Seltzer in Hungary – A “Hungarian Cult Drink”

Seltzer in Hungary – A “Hungarian Cult Drink”

I am always amazed to discover anything new about seltzer – and each month I am surprised. Last month my surprise regarded a seltzer museum in Hungary, perhaps the world’s only seltzer museum.
Here is some information I obtain by emailing someone who had posed these fantastic 360 degree photos of the exhibit:

Hi,
I am sending the informations and the pictures of the Soda Museum of Szeged.
The Soda Museum of Szeged
One attraction of the water tower (called Old Lady) of the Saint Stephen square in Szeged is the Water Museum placed on the ground floor in the tower. István Bánffi collected its pieces. In the permanent exhibition the audience can get to know the story of the soda, from Ányos Jedlik’s invention to novadays.
István Bánffi’s father – who was a sodamaker, either – kept the ornamental soda bottles, and he started to collect the relics in planned form approximately 15 years ago. In the exibithion, there are 1200 soda bottles and 30 kind of sodamaking machines, just the most beautiful ones. There are also commercials, plaquets, postcards and specifications of soda water making.
Panoramas:
http://www.360cities.net/search/soda-szeged
Best regards:
Illés Tibor

I later learned that this was a traveling exhibit that, after touring the country, found a home in Szeged.
Soon after a book was published based on the collection – “Soda water, a cult drink in Hungary” – which was mailed to be by it’s gracious author Imre Kiss.
When I got home today I found waiting for me a package with this postage attached:
photo.JPG
Written in Hungarian alongside an English translation, with many photos, it is just fantastic.
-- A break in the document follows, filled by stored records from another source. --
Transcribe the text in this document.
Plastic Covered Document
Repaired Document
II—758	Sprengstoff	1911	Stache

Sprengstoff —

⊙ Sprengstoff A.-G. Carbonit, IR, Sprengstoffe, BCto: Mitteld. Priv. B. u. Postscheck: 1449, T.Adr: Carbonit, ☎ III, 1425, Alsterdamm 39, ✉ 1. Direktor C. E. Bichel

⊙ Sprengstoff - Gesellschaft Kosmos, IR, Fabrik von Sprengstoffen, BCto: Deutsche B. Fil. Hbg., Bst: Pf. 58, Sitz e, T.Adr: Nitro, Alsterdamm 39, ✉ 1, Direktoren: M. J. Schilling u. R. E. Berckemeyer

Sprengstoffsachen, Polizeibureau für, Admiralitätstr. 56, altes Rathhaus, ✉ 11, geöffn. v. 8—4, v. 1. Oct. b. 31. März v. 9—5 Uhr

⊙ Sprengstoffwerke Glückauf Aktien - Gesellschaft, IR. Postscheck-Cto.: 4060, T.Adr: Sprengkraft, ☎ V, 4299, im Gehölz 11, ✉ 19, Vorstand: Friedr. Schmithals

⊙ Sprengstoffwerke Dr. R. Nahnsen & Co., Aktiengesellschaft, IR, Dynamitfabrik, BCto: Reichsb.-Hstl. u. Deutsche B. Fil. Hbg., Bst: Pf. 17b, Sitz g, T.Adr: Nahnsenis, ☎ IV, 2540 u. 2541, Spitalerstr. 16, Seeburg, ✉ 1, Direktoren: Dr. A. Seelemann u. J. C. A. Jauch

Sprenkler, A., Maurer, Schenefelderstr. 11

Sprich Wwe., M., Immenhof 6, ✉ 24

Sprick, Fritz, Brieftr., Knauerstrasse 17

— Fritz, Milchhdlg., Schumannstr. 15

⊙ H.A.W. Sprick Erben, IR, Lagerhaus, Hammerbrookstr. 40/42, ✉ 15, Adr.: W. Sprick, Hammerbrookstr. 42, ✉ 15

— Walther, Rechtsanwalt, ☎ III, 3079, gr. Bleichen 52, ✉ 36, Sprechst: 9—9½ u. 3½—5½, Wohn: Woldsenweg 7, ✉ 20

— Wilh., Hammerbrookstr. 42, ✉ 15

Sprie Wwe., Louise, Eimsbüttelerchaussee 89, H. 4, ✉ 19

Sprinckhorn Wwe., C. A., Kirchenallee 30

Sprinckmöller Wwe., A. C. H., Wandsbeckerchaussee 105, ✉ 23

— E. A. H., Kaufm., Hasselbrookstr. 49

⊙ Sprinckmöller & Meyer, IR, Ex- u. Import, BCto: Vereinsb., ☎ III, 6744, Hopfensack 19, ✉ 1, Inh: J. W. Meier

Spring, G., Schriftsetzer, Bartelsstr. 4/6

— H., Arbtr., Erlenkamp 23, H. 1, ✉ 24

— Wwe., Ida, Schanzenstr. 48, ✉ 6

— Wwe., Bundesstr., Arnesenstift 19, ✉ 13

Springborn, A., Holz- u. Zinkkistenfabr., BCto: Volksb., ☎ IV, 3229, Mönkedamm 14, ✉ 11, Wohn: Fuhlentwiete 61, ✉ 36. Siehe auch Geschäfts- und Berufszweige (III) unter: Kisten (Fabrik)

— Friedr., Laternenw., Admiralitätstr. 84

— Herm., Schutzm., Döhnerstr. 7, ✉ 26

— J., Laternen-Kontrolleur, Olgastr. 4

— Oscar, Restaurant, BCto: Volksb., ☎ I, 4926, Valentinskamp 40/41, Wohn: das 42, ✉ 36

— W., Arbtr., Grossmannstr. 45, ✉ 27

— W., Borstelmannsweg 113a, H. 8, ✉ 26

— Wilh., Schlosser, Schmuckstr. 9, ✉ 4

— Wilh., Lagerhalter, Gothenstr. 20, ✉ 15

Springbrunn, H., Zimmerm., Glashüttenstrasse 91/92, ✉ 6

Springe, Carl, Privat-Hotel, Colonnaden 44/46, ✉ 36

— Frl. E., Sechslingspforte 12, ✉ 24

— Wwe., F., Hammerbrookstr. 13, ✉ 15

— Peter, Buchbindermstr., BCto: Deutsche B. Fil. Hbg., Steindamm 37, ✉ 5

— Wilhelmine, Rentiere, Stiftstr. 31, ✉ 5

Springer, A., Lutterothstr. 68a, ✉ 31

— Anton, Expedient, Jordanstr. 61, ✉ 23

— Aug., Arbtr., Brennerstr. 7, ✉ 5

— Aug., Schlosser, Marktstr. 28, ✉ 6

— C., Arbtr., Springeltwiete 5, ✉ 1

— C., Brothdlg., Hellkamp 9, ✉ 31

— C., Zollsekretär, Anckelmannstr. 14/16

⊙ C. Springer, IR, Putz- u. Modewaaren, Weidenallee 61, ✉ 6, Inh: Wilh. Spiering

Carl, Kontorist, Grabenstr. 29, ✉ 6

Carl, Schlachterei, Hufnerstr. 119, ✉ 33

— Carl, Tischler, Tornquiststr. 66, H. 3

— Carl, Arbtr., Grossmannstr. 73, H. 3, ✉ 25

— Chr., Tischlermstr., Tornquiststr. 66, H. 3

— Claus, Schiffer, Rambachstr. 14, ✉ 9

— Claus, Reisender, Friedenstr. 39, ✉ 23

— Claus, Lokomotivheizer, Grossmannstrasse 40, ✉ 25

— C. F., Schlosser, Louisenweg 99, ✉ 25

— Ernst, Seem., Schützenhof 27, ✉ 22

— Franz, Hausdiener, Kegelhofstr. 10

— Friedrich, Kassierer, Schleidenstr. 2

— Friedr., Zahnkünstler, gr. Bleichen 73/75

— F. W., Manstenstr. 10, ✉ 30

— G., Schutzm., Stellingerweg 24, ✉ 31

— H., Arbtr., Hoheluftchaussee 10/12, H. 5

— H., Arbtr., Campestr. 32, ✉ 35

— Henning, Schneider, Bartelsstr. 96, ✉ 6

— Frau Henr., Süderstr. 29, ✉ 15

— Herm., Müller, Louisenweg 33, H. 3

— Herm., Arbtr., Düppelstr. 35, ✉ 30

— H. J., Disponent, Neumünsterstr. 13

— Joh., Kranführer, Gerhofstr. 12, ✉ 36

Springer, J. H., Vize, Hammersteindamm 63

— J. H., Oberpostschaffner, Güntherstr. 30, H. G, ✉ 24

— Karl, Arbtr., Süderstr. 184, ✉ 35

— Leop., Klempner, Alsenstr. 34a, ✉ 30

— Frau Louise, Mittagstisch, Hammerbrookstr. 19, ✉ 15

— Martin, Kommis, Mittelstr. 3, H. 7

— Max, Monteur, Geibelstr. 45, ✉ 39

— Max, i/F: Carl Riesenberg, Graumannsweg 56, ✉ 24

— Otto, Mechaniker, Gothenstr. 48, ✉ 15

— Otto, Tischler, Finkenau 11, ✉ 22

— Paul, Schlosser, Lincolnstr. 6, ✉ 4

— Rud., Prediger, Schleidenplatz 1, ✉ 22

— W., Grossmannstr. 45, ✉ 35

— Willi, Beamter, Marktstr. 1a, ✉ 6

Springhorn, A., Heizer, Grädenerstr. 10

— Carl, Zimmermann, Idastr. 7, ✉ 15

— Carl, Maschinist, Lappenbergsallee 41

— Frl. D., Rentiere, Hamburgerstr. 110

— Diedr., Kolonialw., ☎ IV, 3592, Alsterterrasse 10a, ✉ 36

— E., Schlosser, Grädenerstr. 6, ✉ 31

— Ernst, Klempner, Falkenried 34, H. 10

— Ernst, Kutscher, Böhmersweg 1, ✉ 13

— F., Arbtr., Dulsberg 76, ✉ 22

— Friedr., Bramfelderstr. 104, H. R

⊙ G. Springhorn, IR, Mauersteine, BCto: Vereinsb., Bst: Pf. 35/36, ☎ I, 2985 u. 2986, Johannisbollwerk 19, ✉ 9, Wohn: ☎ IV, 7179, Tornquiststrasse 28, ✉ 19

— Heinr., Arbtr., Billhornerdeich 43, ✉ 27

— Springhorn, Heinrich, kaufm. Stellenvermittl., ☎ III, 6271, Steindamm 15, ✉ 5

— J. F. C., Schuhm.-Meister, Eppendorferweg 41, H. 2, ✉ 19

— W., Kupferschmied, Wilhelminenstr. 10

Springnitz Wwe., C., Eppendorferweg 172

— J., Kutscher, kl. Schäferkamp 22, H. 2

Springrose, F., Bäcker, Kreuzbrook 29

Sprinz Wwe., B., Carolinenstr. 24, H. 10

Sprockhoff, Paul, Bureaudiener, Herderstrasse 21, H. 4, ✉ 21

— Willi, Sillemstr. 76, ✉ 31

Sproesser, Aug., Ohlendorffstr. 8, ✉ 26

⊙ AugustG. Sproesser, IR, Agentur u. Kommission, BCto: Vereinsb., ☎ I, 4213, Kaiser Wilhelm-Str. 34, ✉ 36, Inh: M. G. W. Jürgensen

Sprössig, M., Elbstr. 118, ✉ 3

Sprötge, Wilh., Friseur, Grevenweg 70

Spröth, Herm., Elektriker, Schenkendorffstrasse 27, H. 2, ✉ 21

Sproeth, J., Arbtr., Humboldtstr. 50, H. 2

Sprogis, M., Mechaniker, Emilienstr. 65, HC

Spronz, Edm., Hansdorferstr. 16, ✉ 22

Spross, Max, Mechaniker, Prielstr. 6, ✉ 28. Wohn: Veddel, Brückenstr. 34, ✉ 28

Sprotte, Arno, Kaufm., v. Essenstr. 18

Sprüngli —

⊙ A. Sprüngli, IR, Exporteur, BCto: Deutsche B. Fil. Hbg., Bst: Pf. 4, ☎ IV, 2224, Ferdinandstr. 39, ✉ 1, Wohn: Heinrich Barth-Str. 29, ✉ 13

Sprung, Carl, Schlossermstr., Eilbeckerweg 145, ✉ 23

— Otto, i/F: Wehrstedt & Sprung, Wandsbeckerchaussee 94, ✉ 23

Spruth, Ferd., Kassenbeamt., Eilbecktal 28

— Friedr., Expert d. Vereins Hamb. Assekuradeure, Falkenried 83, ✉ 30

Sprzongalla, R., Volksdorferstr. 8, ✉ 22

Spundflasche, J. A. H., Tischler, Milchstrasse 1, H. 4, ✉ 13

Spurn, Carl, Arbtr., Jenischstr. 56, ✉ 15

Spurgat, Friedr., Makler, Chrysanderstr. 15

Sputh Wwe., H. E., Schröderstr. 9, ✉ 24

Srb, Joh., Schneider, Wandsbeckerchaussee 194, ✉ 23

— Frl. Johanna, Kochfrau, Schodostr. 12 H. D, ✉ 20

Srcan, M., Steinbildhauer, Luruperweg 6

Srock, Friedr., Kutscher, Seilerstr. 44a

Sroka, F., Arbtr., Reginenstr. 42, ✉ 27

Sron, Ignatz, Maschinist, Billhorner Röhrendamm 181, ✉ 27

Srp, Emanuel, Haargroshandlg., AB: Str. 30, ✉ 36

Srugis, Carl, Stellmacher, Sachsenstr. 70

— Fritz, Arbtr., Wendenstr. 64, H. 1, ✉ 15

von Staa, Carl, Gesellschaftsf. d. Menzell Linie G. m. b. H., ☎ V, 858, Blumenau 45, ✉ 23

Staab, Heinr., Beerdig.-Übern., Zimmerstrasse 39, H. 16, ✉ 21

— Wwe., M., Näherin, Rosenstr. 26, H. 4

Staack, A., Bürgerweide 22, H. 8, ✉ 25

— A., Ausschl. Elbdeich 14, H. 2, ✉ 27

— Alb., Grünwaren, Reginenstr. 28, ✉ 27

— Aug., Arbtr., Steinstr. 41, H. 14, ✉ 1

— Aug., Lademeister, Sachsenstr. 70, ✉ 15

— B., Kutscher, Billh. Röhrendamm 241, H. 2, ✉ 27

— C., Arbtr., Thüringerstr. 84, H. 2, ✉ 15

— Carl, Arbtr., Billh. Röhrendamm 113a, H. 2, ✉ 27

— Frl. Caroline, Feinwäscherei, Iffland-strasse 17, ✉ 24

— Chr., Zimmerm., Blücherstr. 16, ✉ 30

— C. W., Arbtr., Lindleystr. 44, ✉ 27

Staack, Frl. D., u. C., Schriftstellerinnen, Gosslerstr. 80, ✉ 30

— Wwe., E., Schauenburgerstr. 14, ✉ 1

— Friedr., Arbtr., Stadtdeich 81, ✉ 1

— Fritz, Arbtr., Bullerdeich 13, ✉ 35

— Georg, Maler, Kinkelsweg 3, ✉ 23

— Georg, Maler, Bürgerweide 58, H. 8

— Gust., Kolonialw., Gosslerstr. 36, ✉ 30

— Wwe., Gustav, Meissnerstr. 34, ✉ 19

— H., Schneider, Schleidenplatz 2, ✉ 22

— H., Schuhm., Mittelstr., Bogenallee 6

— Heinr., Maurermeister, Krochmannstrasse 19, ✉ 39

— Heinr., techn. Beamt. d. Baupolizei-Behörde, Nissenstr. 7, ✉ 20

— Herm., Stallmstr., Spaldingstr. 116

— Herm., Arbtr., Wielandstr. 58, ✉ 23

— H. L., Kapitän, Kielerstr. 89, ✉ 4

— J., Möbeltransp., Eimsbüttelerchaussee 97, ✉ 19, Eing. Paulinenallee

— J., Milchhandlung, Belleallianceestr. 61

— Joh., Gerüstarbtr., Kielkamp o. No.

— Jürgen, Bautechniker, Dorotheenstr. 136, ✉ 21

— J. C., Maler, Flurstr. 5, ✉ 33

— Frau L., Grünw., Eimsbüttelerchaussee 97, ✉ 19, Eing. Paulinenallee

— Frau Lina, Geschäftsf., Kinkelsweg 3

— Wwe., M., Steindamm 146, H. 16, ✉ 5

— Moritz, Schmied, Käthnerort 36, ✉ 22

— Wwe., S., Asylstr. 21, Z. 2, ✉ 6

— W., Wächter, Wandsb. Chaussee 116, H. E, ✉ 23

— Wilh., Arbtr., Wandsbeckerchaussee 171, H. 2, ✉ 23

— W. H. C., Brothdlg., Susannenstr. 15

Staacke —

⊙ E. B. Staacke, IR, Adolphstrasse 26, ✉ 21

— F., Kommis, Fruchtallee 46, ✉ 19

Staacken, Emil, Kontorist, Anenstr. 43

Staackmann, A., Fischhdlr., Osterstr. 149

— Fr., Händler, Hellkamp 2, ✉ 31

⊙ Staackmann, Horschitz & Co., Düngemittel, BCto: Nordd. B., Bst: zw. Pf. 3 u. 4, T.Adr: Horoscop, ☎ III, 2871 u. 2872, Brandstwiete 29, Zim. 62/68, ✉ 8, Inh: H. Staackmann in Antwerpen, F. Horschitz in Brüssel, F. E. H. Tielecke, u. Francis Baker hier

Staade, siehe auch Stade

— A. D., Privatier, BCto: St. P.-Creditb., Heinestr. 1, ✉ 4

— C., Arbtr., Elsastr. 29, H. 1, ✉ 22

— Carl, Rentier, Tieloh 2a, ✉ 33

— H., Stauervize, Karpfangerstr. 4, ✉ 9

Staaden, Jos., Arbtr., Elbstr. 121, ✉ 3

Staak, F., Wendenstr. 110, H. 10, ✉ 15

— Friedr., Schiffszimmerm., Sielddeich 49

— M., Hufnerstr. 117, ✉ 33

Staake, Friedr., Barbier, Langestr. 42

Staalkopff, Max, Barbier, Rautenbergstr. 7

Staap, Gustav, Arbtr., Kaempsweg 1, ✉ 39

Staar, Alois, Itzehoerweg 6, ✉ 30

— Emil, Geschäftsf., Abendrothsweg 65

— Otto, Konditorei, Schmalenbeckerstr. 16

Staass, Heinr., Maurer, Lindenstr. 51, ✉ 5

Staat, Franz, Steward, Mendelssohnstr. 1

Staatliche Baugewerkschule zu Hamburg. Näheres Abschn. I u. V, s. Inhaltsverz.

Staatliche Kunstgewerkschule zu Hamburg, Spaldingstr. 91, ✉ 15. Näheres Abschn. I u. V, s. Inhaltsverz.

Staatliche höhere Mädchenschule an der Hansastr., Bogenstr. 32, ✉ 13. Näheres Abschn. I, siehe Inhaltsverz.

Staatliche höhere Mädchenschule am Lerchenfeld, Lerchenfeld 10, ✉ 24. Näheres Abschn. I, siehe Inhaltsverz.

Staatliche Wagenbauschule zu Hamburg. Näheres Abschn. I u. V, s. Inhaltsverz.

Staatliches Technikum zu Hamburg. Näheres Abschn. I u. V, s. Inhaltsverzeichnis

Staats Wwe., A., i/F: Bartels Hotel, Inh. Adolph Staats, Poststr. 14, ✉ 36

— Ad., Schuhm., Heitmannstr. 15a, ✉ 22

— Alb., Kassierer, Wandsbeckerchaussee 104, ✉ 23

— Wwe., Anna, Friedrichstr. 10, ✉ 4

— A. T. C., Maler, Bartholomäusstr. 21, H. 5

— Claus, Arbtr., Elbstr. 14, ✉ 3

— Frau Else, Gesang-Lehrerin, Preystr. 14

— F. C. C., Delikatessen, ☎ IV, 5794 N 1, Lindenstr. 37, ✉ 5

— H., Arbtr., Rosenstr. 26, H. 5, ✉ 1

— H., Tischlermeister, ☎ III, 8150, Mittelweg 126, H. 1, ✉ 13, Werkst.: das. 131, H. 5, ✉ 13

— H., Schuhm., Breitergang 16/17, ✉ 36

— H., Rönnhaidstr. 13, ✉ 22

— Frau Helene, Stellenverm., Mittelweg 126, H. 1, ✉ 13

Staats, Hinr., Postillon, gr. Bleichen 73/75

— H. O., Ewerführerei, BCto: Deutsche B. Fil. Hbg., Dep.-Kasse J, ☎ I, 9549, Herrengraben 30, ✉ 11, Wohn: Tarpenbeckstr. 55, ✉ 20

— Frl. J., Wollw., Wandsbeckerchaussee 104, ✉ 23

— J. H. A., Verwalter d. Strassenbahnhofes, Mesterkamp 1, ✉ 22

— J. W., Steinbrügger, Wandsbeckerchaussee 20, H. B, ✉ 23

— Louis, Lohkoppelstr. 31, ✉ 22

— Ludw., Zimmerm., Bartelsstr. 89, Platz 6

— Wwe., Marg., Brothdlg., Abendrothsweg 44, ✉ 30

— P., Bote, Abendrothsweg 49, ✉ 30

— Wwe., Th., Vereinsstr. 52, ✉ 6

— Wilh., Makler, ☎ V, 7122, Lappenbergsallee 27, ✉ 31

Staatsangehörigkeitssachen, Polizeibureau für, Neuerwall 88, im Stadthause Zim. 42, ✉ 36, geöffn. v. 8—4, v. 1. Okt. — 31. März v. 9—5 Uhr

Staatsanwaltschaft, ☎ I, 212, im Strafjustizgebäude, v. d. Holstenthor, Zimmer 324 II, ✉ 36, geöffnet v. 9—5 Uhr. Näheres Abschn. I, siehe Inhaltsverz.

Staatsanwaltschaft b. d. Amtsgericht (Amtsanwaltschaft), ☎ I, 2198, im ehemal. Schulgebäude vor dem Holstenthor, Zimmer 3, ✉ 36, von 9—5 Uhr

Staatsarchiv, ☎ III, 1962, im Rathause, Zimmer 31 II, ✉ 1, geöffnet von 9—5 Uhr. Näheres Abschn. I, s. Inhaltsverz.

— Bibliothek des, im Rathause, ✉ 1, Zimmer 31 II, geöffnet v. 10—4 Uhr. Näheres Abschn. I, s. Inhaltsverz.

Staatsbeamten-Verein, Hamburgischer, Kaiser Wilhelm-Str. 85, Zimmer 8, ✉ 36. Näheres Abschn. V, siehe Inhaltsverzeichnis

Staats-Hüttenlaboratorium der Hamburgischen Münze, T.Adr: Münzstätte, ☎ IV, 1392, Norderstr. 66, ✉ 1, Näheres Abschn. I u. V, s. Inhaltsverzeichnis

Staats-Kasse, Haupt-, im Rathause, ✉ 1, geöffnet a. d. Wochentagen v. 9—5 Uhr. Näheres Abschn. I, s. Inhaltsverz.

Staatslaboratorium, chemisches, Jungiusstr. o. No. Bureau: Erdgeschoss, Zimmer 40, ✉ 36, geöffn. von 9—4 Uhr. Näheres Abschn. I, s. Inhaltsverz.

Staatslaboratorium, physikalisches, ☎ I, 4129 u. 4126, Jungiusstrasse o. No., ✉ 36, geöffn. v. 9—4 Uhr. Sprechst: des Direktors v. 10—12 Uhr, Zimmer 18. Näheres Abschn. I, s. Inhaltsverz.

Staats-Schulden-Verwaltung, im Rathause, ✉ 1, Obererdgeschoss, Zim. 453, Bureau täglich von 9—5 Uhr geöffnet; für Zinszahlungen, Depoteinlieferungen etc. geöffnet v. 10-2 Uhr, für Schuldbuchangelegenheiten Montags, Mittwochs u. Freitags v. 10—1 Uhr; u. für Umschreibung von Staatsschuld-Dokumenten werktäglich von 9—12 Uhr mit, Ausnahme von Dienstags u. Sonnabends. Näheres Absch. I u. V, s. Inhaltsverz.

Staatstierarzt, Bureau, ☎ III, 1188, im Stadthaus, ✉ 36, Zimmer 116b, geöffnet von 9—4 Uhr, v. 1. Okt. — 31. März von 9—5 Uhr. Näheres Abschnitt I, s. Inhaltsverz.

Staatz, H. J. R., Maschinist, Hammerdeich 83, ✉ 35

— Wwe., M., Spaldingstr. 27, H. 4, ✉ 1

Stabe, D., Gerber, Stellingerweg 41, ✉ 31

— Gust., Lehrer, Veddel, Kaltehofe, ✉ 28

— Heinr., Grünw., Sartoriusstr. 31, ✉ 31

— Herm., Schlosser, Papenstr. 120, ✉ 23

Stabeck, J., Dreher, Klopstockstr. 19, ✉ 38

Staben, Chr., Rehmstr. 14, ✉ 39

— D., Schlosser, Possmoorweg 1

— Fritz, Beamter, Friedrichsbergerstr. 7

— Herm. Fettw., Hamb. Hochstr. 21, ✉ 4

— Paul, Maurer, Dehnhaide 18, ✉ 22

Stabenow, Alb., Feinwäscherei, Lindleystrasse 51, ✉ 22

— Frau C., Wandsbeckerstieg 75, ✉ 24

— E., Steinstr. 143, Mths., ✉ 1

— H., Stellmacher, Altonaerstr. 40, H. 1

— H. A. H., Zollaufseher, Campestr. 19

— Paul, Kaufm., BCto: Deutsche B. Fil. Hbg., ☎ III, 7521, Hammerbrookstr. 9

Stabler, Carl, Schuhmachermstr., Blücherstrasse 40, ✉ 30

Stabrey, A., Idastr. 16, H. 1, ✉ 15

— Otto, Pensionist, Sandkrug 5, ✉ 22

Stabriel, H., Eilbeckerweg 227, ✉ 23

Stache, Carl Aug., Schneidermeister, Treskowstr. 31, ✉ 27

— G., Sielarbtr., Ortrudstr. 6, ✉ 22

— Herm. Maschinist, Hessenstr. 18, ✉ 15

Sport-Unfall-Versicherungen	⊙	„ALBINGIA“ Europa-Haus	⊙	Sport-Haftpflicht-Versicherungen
I am only a few pages in, but here are a few details:
“Dear Readers, when reading this book, please, think of the colleagues of ours who were purposed to supply the buyers with soda water by working hard on icy or sultry days, be it winter or summer time, who survived two works wars, economic crises, revolutions, the horrible time of nationalism and the years of socialism.”
“Soda water symbolizes sparkling life, activity and dynamic force and there, deep in our minds, it works like a volcano to erupt, and that is why we like this drink. Knowing the maxim that says ‘we get identical to what we eat,’ we come to love it easily because we ourselves want to be something like that.”